Il s’agit en fait d’une question de solidarité au sens le plus large. Gérald Darmanin a d’ailleurs eu cette formule très juste : « quand la maison brûle on ne compte pas les seaux d’eau pour éteindre l’incendie ». Là il faut effectivement que toutes les mesures juridiques et économiques soient déployées. Il faut que l’État joue son rôle dans la mesure de ses moyens. Il faut également que les grandes entreprises jouent leur rôle. En tant que professeur d’université, je ne peux plus assurer mes cours, j’ai donc mis en place un cours de droit des contrats en 20 leçons en ligne, avec vidéos et contenus. Malheureusement, certaines entreprises sont davantage touchées que d’autres, ceux qui ont un restaurant, un café, un salon de coiffure, par exemple, d’autant plus que ces mesures ont été déclenchées sans aucun avertissement. Si ces entrepreneurs viennent de prendre un crédit, la situation sera très compliquée pour eux, et certains d’entre eux ont déjà fait faillite même s’ils ne l’ont pas encore déclaré.

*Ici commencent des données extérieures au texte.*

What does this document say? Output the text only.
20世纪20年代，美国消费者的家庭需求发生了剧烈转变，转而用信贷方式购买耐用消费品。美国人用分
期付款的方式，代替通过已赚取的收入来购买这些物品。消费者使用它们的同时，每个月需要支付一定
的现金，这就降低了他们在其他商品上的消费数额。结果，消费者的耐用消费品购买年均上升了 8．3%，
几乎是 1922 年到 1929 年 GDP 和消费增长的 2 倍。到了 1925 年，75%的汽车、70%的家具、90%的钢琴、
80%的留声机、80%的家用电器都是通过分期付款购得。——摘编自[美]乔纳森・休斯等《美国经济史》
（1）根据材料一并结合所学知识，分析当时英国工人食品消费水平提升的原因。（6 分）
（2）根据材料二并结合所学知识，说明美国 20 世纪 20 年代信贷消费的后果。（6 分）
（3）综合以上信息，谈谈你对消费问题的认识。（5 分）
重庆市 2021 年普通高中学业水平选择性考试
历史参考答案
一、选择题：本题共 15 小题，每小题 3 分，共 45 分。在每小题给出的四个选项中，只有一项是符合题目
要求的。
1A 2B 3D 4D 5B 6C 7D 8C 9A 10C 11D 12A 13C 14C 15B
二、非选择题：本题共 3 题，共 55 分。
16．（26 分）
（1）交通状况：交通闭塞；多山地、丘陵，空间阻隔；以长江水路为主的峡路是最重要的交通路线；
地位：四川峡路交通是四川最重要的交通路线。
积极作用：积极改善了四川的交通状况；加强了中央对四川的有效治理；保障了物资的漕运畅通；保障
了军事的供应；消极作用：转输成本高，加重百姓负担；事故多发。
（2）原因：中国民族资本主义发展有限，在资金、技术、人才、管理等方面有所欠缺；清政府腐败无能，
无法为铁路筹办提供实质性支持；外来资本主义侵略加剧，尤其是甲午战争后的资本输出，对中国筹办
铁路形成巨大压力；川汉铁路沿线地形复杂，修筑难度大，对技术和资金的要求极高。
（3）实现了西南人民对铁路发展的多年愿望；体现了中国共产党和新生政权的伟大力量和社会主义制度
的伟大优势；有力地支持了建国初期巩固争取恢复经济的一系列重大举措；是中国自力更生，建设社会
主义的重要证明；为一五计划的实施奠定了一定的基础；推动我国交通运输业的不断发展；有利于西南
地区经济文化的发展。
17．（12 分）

Quant à la mise en place du chômage partiel, c’est très cher, mais nous n’avons pas vraiment le choix. Nous avons une situation tellement inédite et tellement imprévisible que la seule chose que nous pouvons faire c’est de permettre à tout le monde de s’en sortir. Quoi qu’il en soit, ce n’est pas seulement l’État qui peut aider. Une grande entreprise qui a, par exemple, plus de trésoreries que ses sous-traitants, c’est important qu’elle accompagne ces derniers durant cette période, en évitant notamment de fermer tous ses chantiers, en les faisant travailler d’une autre manière, sur d’autres activités… La solidarité, ce n’est pas seulement attendre que l’État nous verse quelque chose, c’est aussi que ceux qui ont les moyens d’aider à l’activité aident. Chacun à son niveau peut essayer de faire quelque chose. Il faut s’adapter. Ce qui est paradoxal dans cette crise, c’est qu’il faut à la fois être souple et discipliné. Je reste positif, car à mon avis, nous allons progresser sur énormément de choses durant cette crise. Ne dit-on pas d’ailleurs que la technologie n’avance jamais aussi vite que pendant les guerres ? Là c’est un peu pareil. Votre inventivité ne va jamais avancer aussi vite que durant cette période où l’on va vous obliger à trouver d’autres solutions.